I'm happy to help out with this once I get my head around the new API, since koa-handlebars is the only piece of middleware in my current project that isn't working with the koa 2.0 alpha yet.

refactor the tests?

  • I think it is necessary to test in koa context. such as:
var request = require('supertest');
var koa = require('koa');
var app = koa();

app.use(...)
request(app.listen())...

Simple example for including your own helper

I keep seeing the following in tutorials etc.:

Handlebars.registerHelper('myHelper', function (date) { // get minutes between date and now
    return 'something...';
});

Would be nice if you could proves an example of how to get this to work with koa-handlebars.

the viewsDir maybe an array

when I set the viewsDir like this:
app.use(handlebars({
cache: app.env !== "development",
extension:['html','hbs'],
viewsDir:['./client/web','./client/wx']
}));
It does not work,could the viewsDir be an array?

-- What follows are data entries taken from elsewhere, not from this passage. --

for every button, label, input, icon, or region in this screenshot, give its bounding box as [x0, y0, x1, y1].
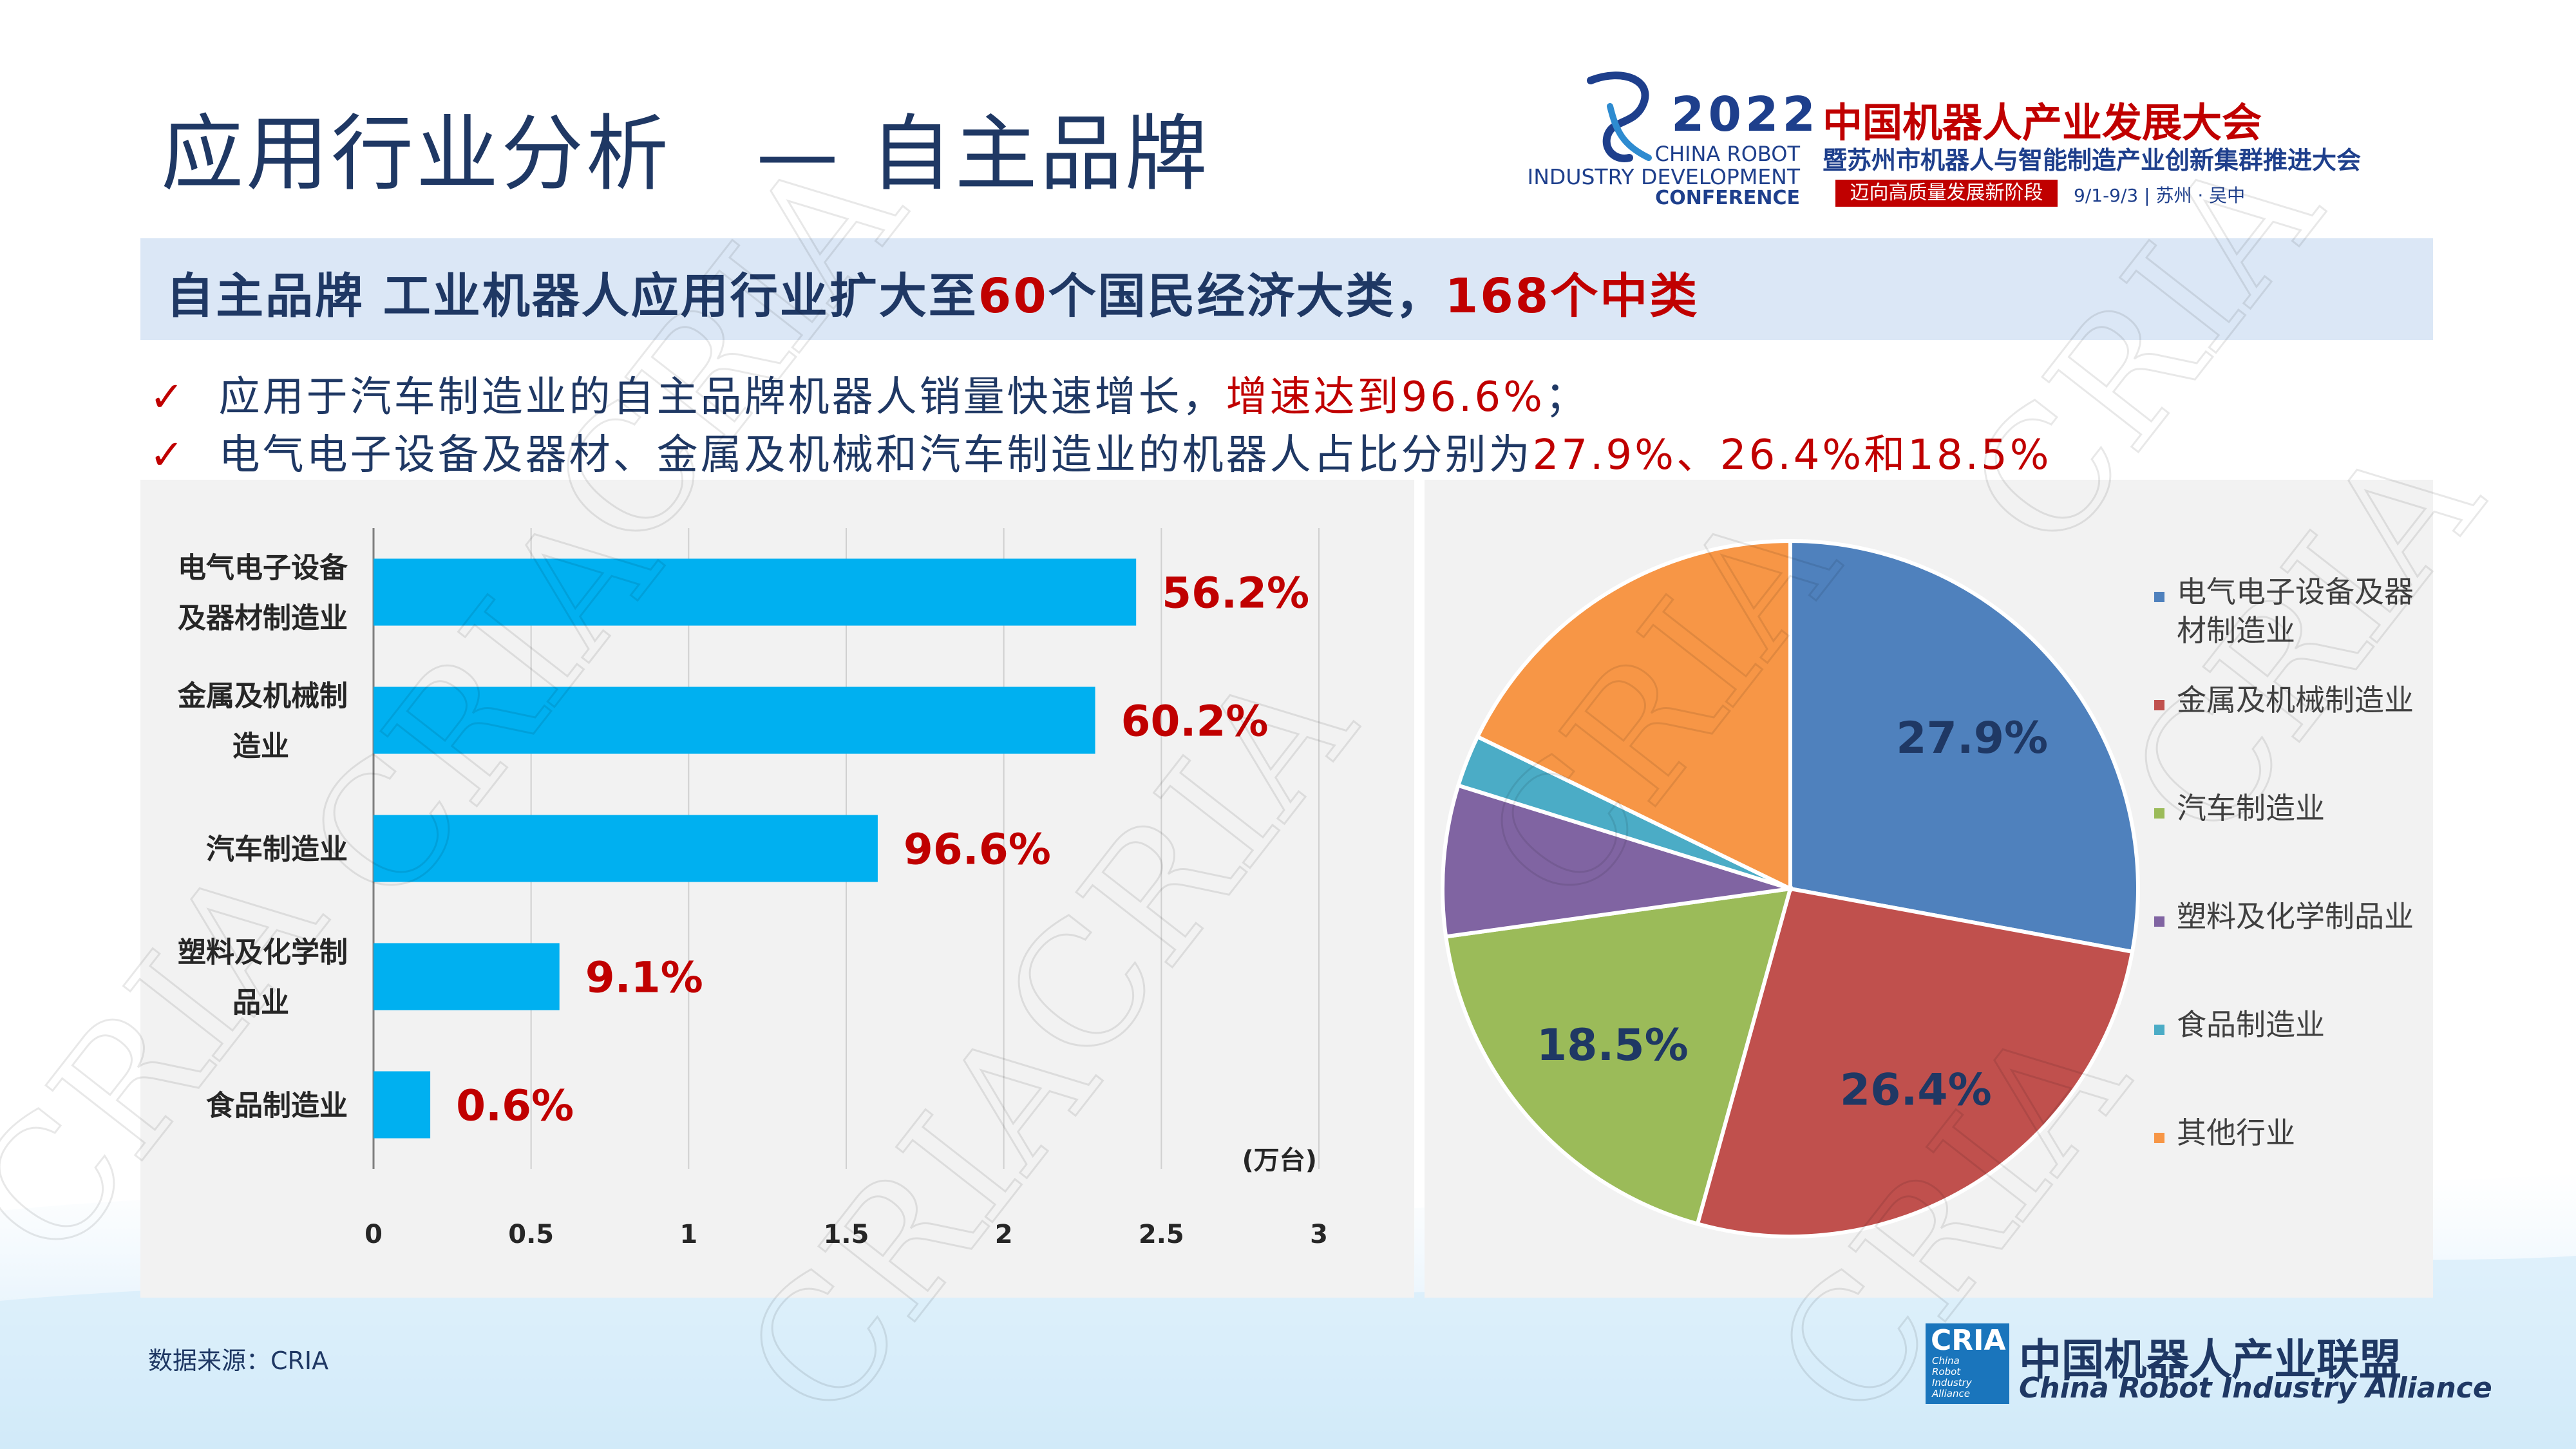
legend-swatch — [2154, 700, 2164, 710]
bar — [374, 687, 1095, 754]
conference-logo-icon — [1587, 71, 1652, 162]
legend-swatch — [2154, 808, 2164, 819]
pie-data-label: 27.9% — [1896, 713, 2048, 764]
cria-logo-text: CRIA — [1931, 1324, 2006, 1357]
x-tick-label: 1 — [679, 1220, 697, 1249]
category-label: 造业 — [232, 730, 289, 763]
cria-logo-sub: Industry — [1932, 1377, 1972, 1388]
legend-label: 金属及机械制造业 — [2177, 683, 2414, 717]
bullet-highlight: 增速达到96.6% — [1226, 374, 1545, 421]
x-tick-label: 0 — [365, 1220, 383, 1249]
conference-en-line1: CHINA ROBOT — [1654, 142, 1800, 166]
conference-cn-subtitle: 暨苏州市机器人与智能制造产业创新集群推进大会 — [1823, 146, 2362, 175]
bar-data-label: 60.2% — [1121, 697, 1269, 746]
headline-text: 自主品牌 工业机器人应用行业扩大至60个国民经济大类，168个中类 — [166, 258, 1699, 327]
x-tick-label: 0.5 — [508, 1220, 554, 1249]
bar-data-label: 96.6% — [904, 825, 1051, 875]
conference-year: 2022 — [1671, 87, 1819, 142]
pie-slice — [1443, 886, 1794, 1227]
conference-en-line3: CONFERENCE — [1655, 187, 1800, 209]
watermark-text: CRIA — [0, 824, 362, 1293]
pie-slice — [1475, 538, 1792, 892]
cria-logo-sub: Robot — [1932, 1366, 1961, 1378]
conference-date-place: 9/1-9/3 | 苏州 · 吴中 — [2074, 185, 2246, 206]
pie-data-label: 26.4% — [1840, 1065, 1992, 1115]
conference-slogan: 迈向高质量发展新阶段 — [1835, 180, 2058, 207]
pie-slice — [1788, 538, 2140, 954]
bullet-item: ✓ 应用于汽车制造业的自主品牌机器人销量快速增长，增速达到96.6%； — [149, 364, 1589, 423]
check-icon: ✓ — [149, 431, 187, 479]
x-tick-label: 1.5 — [824, 1220, 869, 1249]
page-title: 应用行业分析 — 自主品牌 — [161, 106, 1210, 202]
category-label: 食品制造业 — [206, 1090, 348, 1122]
x-tick-label: 2 — [995, 1220, 1013, 1249]
legend-swatch — [2154, 1025, 2164, 1035]
category-label: 电气电子设备 — [178, 552, 348, 585]
bar — [374, 558, 1137, 626]
legend-label: 电气电子设备及器 — [2177, 574, 2414, 609]
legend-label: 食品制造业 — [2177, 1007, 2325, 1042]
legend-label: 材制造业 — [2177, 613, 2295, 648]
category-label: 金属及机械制 — [177, 680, 348, 713]
bar-data-label: 56.2% — [1162, 569, 1309, 618]
pie-slice — [1441, 782, 1791, 939]
legend-label: 汽车制造业 — [2177, 791, 2325, 826]
bar — [374, 1071, 431, 1139]
category-label: 塑料及化学制 — [178, 936, 348, 969]
legend-swatch — [2154, 592, 2164, 602]
pie-data-label: 18.5% — [1537, 1020, 1689, 1071]
headline-prefix: 自主品牌 工业机器人应用行业扩大至 — [166, 269, 978, 324]
bullet-item: ✓ 电气电子设备及器材、金属及机械和汽车制造业的机器人占比分别为27.9%、26.… — [149, 422, 2052, 481]
category-label: 汽车制造业 — [206, 833, 348, 866]
legend-label: 塑料及化学制品业 — [2177, 899, 2414, 934]
conference-en-line2: INDUSTRY DEVELOPMENT — [1527, 164, 1801, 189]
check-icon: ✓ — [149, 374, 187, 421]
pie-slice — [1695, 886, 2135, 1238]
headline-banner — [140, 238, 2433, 340]
x-tick-label: 3 — [1310, 1220, 1328, 1249]
headline-mid: 个国民经济大类， — [1048, 269, 1445, 324]
bar — [374, 815, 878, 882]
bar-data-label: 9.1% — [585, 953, 703, 1003]
bullet-highlight: 27.9%、26.4%和18.5% — [1532, 431, 2052, 479]
category-label: 品业 — [232, 987, 289, 1019]
legend-swatch — [2154, 916, 2164, 927]
data-source: 数据来源：CRIA — [148, 1347, 329, 1375]
pie-chart: 27.9% 26.4% 18.5% 电气电子设备及器材制造业金属及机械制造业汽车制造业… — [1441, 538, 2414, 1238]
bullet-tail: ； — [1544, 374, 1589, 421]
bar-data-label: 0.6% — [456, 1081, 574, 1131]
cria-logo: CRIA China Robot Industry Alliance — [1926, 1323, 2009, 1404]
category-label: 及器材制造业 — [178, 602, 348, 635]
unit-label: (万台) — [1242, 1146, 1317, 1175]
bullet-text: 应用于汽车制造业的自主品牌机器人销量快速增长， — [218, 374, 1226, 421]
legend-swatch — [2154, 1133, 2164, 1143]
watermark-text: CRIA — [515, 116, 942, 585]
bullet-text: 电气电子设备及器材、金属及机械和汽车制造业的机器人占比分别为 — [218, 431, 1533, 479]
headline-num2: 168 — [1444, 269, 1551, 324]
x-tick-label: 2.5 — [1139, 1220, 1184, 1249]
legend-label: 其他行业 — [2177, 1115, 2295, 1150]
conference-cn-title: 中国机器人产业发展大会 — [1823, 99, 2262, 146]
cria-logo-sub: Alliance — [1932, 1388, 1970, 1399]
headline-num1: 60 — [978, 269, 1048, 324]
headline-suffix: 个中类 — [1550, 269, 1700, 324]
cria-logo-sub: China — [1932, 1355, 1960, 1367]
org-name-en: China Robot Industry Alliance — [2019, 1372, 2492, 1405]
org-name-cn: 中国机器人产业联盟 — [2019, 1335, 2401, 1385]
bar — [374, 943, 560, 1010]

Request: Allow arrays of paths

I'd like to request the ability to pass an array of paths to the renderer options for layoutsPath, viewsPath and partialsPath.

eg.

{
  partialsPath: [
    '/public/templates/partials',
    '/views/partials'
  ]
}

Custom handlebars option in the initialisation object

One of the nicer features of express-handlebars is the ability to pass your own instance of Handlebars to the middleware initialiser, a bit like this:

var handlebars = require('handlebars');
var hbKoa = require('koa-handlebars');
app.use(hbKoa({
  handlebars: handlebars,
  // ... other config options
});

There are a couple of advantages to this. First, it decouples the koa middleware from a specific Handlebars version, e.g. I could use 4.0 without waiting for the package maintainer to update the middleware to include it.

Secondly, unless you have access to the same instance of Handlebars as is being used to render templates then you cannot use Handlebars.SafeString in custom helpers, since it uses simple equality to determine that the handlebars instance is the same and therefore a safe render context. This severely limits the capability of a lot of block helpers.